The issue is whether someone can use the mark “Five Apples” if “5 Apples” is trademarked. I’ll suppose the intended meaning of “trademarked” is Federally registered in the US.
If the marks are for the same goods or services, then the second (later in time) user is at a disadvantage. Because these marks sound the same when spoken out loud and have the same meaning, the marks may be viewed as essentially the same in the eyes of a consumer, or in the eyes of a court. But it’s never that easy to answer these questions even when one has all the facts.
Whoever starts using the same or a confusingly similar mark first and continually uses it (or has an excuse for a break in use) typically has superior rights. An inexcusable break in use could be viewed as abandonment.
The type of use and the geographic presence of such use are also relevant.
Is the registration valid? Does it have a problem making it void?
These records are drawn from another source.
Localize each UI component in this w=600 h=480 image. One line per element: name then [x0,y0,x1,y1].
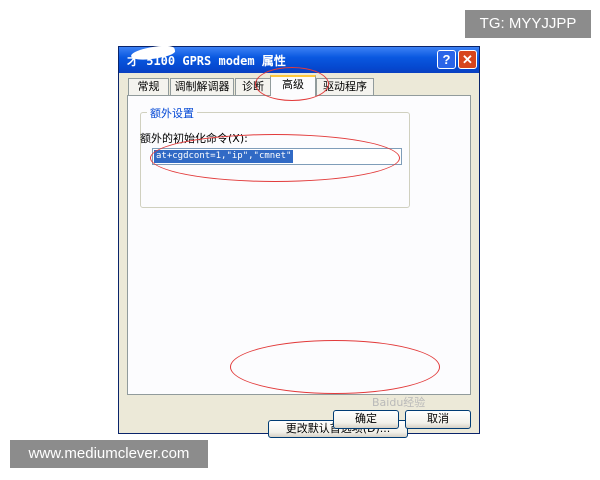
tg-watermark-badge: TG: MYYJJPP [465,10,591,38]
corner-watermark: Baidu经验 [372,396,426,409]
tab-driver[interactable]: 驱动程序 [316,78,374,95]
extra-settings-title: 额外设置 [147,105,197,121]
init-command-value: at+cgdcont=1,"ip","cmnet" [154,150,294,163]
tab-modem[interactable]: 调制解调器 [170,78,234,95]
cancel-button[interactable]: 取消 [405,410,471,429]
init-command-input[interactable]: at+cgdcont=1,"ip","cmnet" [152,148,402,165]
ok-button[interactable]: 确定 [333,410,399,429]
init-command-label: 额外的初始化命令(X): [140,132,248,145]
properties-dialog: 才 5100 GPRS modem 属性 ? ✕ 常规 调制解调器 诊断 高级 … [118,42,480,438]
help-button[interactable]: ? [437,50,456,69]
close-button[interactable]: ✕ [458,50,477,69]
site-watermark-badge: www.mediumclever.com [10,440,208,468]
tab-diagnostics[interactable]: 诊断 [235,78,271,95]
tab-general[interactable]: 常规 [128,78,169,95]
title-bar[interactable]: 才 5100 GPRS modem 属性 ? ✕ [119,42,479,73]
advanced-tab-panel: 额外设置 额外的初始化命令(X): at+cgdcont=1,"ip","cmn… [127,95,471,438]
tab-advanced[interactable]: 高级 [270,75,316,96]
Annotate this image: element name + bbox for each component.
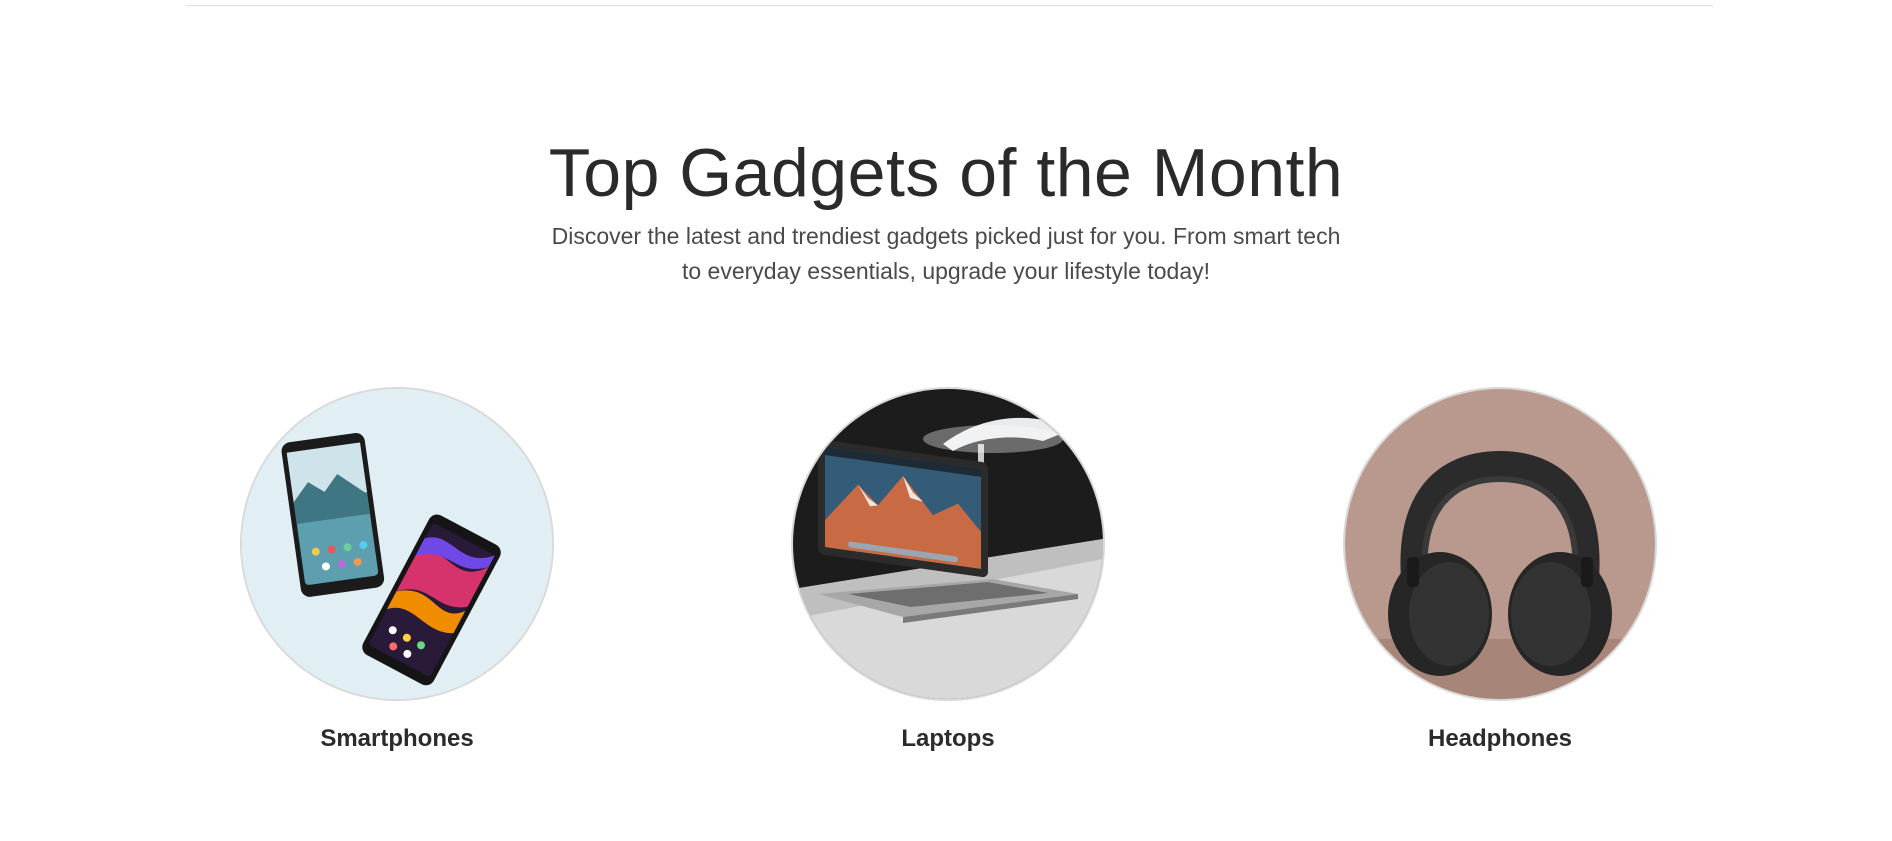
category-label-laptops[interactable]: Laptops bbox=[791, 725, 1105, 753]
smartphones-image[interactable] bbox=[240, 387, 554, 701]
section-title: Top Gadgets of the Month bbox=[548, 135, 1344, 211]
top-divider bbox=[186, 5, 1713, 6]
category-card-headphones[interactable]: Headphones bbox=[1343, 387, 1657, 753]
category-label-smartphones[interactable]: Smartphones bbox=[240, 725, 554, 753]
headphones-image[interactable] bbox=[1343, 387, 1657, 701]
smartphones-illustration bbox=[242, 389, 552, 699]
laptops-illustration bbox=[793, 389, 1103, 699]
category-card-smartphones[interactable]: Smartphones bbox=[240, 387, 554, 753]
section-subtitle: Discover the latest and trendiest gadget… bbox=[551, 223, 1341, 284]
category-card-laptops[interactable]: Laptops bbox=[791, 387, 1105, 753]
headphones-illustration bbox=[1345, 389, 1655, 699]
laptops-image[interactable] bbox=[791, 387, 1105, 701]
category-label-headphones[interactable]: Headphones bbox=[1343, 725, 1657, 753]
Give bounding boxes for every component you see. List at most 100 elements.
Are there underlying rights beyond those provided by the registration?
The answers to each of these questions have nuances to them based on statutes and court decisions, and sometimes there will be an issue a court has trouble deciding.
If you have trademark rights to protect, hire an experienced trademark lawyer. If you are thinking of adopting a new mark, hire an experienced trademark lawyer. There is no perfect answer in many cases, but a good lawyer will help you make the tough decisions you’ll need to hopefully (using a boxing metaphor) “bob and weave” and avoid getting “hit.”